Certainly, if evolution is true, then one of these hypotheses or some combination of them is likely to account for our ability to do mathematics. But even if evolution is true, in the absence of a detailed, testable model of how various higher-level cognitive functions emerged, these hypotheses are scientifically sterile. On the other hand, from an intelligent design perspective, mathematics is readily viewed as an inherent feature of intelligence and rationality. Moreover, the fact that the mathematical theorems we prove mirror the deep structure of physical reality suggests that intelligence is fundamental to nature and not merely an accidental or historical byproduct of blind material forces. The intelligence underlying nature as reflected in mathematics is a theme explored by Eugene Wigner, who referred to the “unreasonable effectiveness” of mathematics in elucidating nature.4
Number Sense in Animals
Many animals have a basic ability to know the difference between more and less, or many and few. Rhesus monkeys and chimpanzees appear to pay more attention to a quantity if it has changed than if it hasn’t. According to M. D. Hauser, captive rhesus monkeys have been taught to understand ordinal relations from 1 to 9, but only after hundreds of training trials in conditions that are not duplicated in the wild.5 Essentially, after six months of training, some rhesus monkeys were accurate 50 percent of the time in identifying an ascending or descending order from 1 to 9.6 A weakness of this research is the high level of human interference, a point often overlooked in evolutionary literature (though not by Hauser). The monkeys develop this skill under intensive training by humans. It is unlikely that they would do so otherwise, because almost any non-destructive use of the average wild monkey’s time would be better and more immediately rewarded in nature. This fact tells against an adaptationist hypothesis in explaining even the most basic arithmetic skills, never mind abstract mathematical skills that typically only find a use after they have emerged apart from any survival goal.
(1) Boyer makes this argument in Religion Explained: The Evolutionary Origins of Religious Thought (New York: Basic Books, 2001). In attempting to account for higher cognitive functions, Boyer is concerned not just with mathematics but also with art, religion, and ethics. For another byproduct approach to higher cognitive functions, see Steven Mithen, The Prehistory of the Mind: The Cognitive Origins of Art, Religion, and Science (London: Thames & Hudson, 1996).
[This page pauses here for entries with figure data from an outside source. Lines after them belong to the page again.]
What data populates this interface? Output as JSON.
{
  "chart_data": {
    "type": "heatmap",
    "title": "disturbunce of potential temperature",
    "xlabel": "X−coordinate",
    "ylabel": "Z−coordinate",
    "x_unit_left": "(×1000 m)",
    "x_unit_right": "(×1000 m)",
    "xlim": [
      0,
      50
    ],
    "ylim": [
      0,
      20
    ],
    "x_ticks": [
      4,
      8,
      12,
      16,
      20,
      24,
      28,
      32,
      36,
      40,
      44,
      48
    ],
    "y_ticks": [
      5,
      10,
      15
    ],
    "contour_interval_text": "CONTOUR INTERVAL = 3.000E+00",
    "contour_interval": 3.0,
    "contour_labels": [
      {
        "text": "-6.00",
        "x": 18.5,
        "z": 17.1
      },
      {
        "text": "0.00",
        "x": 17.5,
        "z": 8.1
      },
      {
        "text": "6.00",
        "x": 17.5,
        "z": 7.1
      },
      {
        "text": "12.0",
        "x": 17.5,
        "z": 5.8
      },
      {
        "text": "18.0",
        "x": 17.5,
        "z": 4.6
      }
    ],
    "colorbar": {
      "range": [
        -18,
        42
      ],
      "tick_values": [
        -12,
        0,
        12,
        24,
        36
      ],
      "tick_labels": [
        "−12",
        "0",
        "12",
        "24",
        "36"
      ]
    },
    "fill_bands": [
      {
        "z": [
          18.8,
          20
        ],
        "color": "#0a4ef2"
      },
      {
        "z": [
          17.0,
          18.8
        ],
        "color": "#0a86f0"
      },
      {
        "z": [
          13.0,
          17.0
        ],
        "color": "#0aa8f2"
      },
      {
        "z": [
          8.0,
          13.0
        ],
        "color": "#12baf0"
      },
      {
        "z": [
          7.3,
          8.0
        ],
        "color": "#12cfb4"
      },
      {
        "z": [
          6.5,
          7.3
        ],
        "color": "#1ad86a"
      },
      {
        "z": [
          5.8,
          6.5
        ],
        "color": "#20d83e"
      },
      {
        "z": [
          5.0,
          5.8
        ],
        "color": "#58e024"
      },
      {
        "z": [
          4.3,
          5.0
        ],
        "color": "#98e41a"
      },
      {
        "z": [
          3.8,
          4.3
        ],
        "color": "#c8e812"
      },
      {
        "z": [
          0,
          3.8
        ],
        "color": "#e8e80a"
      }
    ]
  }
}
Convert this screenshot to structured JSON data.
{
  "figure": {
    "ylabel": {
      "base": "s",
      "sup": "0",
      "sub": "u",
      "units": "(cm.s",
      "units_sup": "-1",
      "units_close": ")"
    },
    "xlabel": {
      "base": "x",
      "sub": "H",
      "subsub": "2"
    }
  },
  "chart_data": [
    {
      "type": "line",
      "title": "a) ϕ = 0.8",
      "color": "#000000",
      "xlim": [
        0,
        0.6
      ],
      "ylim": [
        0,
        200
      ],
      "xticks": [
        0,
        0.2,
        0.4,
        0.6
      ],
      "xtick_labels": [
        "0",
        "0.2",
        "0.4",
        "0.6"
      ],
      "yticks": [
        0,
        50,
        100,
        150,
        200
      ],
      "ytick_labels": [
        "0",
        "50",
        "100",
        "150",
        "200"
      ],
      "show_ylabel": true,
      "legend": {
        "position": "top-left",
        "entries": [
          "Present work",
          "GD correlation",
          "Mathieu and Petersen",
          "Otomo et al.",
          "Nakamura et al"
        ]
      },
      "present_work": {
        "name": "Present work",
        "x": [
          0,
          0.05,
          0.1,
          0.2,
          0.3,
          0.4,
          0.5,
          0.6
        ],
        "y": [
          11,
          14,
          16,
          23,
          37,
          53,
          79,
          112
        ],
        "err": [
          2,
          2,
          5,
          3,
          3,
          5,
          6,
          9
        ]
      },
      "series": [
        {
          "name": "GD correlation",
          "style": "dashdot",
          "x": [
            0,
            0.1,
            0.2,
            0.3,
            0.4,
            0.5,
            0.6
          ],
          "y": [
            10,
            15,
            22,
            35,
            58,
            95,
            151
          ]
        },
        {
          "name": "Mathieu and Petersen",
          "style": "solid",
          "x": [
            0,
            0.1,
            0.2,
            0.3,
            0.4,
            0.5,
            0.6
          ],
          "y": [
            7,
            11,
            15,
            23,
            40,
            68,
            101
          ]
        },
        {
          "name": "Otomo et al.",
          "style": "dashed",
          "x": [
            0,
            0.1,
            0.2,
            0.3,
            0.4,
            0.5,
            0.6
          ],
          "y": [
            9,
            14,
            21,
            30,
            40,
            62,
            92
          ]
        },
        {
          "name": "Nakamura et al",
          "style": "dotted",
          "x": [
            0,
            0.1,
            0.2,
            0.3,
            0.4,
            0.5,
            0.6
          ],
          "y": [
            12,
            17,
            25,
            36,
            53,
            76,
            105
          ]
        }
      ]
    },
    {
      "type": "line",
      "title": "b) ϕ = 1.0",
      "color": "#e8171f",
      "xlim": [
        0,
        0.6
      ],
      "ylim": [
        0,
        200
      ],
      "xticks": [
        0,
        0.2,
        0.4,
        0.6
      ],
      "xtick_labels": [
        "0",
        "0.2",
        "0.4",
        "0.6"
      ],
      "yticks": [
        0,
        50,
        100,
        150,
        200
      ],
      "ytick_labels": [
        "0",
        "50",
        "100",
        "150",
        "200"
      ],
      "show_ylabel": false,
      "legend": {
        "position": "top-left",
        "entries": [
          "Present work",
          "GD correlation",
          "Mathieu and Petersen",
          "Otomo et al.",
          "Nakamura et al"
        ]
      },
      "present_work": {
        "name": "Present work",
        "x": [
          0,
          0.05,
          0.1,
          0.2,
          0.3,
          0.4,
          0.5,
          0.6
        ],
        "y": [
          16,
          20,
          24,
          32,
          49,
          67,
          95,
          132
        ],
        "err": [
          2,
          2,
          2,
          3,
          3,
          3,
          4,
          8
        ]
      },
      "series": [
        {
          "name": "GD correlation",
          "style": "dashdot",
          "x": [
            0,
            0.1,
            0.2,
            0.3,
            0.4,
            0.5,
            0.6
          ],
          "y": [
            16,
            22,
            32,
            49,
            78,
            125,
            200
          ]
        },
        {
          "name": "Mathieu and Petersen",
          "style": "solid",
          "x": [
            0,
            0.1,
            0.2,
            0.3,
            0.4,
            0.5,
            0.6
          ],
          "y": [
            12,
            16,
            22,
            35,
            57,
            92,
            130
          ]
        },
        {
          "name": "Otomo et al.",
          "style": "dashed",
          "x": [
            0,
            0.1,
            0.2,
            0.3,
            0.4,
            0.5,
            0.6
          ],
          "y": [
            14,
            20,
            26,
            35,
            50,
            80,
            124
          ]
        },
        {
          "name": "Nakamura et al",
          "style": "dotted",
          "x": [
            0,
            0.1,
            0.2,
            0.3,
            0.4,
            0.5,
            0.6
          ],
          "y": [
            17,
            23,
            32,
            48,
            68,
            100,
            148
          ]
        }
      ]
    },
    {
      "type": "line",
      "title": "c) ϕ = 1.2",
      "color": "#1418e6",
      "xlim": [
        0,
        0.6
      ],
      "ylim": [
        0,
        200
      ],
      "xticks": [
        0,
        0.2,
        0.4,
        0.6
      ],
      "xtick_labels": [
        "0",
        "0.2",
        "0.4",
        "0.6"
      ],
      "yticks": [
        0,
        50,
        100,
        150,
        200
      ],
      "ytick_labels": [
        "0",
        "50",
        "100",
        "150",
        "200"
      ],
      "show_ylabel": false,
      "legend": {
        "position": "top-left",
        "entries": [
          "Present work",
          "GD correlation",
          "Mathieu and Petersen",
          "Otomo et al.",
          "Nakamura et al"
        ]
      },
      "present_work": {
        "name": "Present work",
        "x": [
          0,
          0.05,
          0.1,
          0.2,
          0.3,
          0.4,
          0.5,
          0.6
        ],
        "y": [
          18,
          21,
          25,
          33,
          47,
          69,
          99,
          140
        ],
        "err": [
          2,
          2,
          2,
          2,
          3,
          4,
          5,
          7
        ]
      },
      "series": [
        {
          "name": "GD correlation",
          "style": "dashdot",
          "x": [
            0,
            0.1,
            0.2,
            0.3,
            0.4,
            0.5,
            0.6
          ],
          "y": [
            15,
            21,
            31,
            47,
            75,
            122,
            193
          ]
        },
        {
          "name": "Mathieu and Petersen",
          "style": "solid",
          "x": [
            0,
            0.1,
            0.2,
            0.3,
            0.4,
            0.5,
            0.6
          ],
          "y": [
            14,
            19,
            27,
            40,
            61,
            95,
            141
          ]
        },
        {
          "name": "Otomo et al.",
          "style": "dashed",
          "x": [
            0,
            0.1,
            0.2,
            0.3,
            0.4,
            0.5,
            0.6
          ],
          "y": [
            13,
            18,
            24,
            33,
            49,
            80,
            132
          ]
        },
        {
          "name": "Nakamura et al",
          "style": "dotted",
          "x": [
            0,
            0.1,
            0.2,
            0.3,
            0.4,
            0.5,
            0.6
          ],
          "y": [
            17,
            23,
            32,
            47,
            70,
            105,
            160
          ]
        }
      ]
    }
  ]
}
Mithen sees higher-level functions like mathematics as the byproducts of a “cognitive fluidity” that is adaptive in the sense that it facilitates the coordination and communication of various lower-level cognitive modules.
(2) See especially Mark Steiner, The Applicability of Mathematics as a Philosophical Problem (Cambridge, Mass.: Harvard University Press, 1999).
(3) See his book The Mating Mind: How Sexual Choice Shaped the Evolution of Human Nature (New York: Doubleday, 2000).
(4) See Eugene P. Wigner, “The Unreasonable Effectiveness of Mathematics in the Natural Sciences,” Communications in Applied Mathematics 13 (1960): 1. For a deeper exploration of this theme, see Steiner, The Applicability of Mathematics as a Philosophical Problem.
(5) M. D. Hauser, “What Do Animals Think about Numbers?” American Scientist 88 (2) (2000): 144–51.
(6) Beth Azar, “Monkeying Around with Numbers,” Monitor on Psychology: Science Watch 31(1) (January 2000): available online here (last accessed June 7, 2006).